There are many downsides to seeking fame and attention. And rarely any upside. One, every fame you seek needs work. Anything you choose to do is often a tradeoff that you have chosen not to do something else. For example, if you are seeking to spend time speaking in events, it means you are not spending enough time building your product or making cold calls to potential customers. It is excellent if the two converge and your speaking gigs bring you customers. But often these two rarely come together. As a result, when you are running after fame, you are not doing enough work to validate your product or collect enough customers.
In startups, time is of essence. Every minute you spend in areas other than building your business is a distraction.

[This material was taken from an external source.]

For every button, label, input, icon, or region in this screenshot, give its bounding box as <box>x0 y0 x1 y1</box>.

Chasing vanity metrics: For early-stage companies, priorities and metrics are straightforward. Find the product-market fit. Acquire early customers. Grow your business and so on. But some of these metrics are hard. They take time to achieve. In most of these areas, progress comes slowly. It takes months of work before you get to a point where you could see some visible results. For most founders, waiting this long is hard. Hence they look for easier goals and quicker results. Media coverage, building a personal brand, designing a great website, tweaking the product and it can take many names but the defining characteristic is the same: finding meaning in chasing metrics that don’t take you forward but offer quick results and momentary satisfaction. This is fatal because while it offers a false sense of progress, in reality, you are not making any progress. And by the time you know you were basically wasting time, it could be too late to correct. It is often fatal.
Next big opportunity or premature expansion: This is one of the classic distractions many founders face and often come in the form of a necessary evil. It usually comes in the form of a rescue. You started with a product that is growing but not as fast as you expect it to grow. On the other hand, you have pressure from investors and stakeholders to grow faster or you want to/need to raise money and you need numbers and size to attract interest. All these culminate into you pursuing some other opportunities in related verticals instead of focusing on your existing business and trying to solve your growth problem. Expand to some new product lines or areas of growth. This is often a distraction that comes from a subconscious bias that the other verticals might offer easier and quicker gains. This is often a distraction that leads to waste and unnecessary failures. It is costly as well. In most instances, startups eventually give up on these pursuits and they seldom generate meaningful results other than costing you both money and time. When going gets tough, it is easy to get distracted. But often the solution lies in staying focused and doubling down on doing the right thing.
Perfection: Many founders spend an unnecessary amount of time tweaking a product or service and delay the launch for no good reason. Often they chase some imaginary ideals instead of launching a product early to the market. It kills time and resources and holds you back from getting real feedback from the market and eventually product-market fit. The underlying reason for chasing perfection when building a product is often an outcome of unnecessary fear. Instead what founders should do is that they should launch early. Launch as quickly as possible and then collect feedback from the market, iterate, and grow.
These are some of the many distractions that founders face. The defining nature of all these distractions is that they give you a false sense of progress. You feel like you are doing something important and moving forward but in reality, you are not. This is precisely why these distractions are fatal.
Your job as a founder is set when you're in your early days. You work hard to build a great product. Then to find a product-market fit. Then to acquire customers. Then to raise money, if you intend to raise money. Apart from these few tasks, most others are distractions and a waste of time. They not only make you waste precious time on trivial and unproductive work but also give you a false sense of progress that can make it hard to stop and get back to real work.
So as a founder, you should always be vigilant and wary of distractions. The pay for getting distracted always comes and they are costly. Often it is a matter of time. Sometimes you pay the price in the medium to long-term time frame. In other instances, the results take no time to come.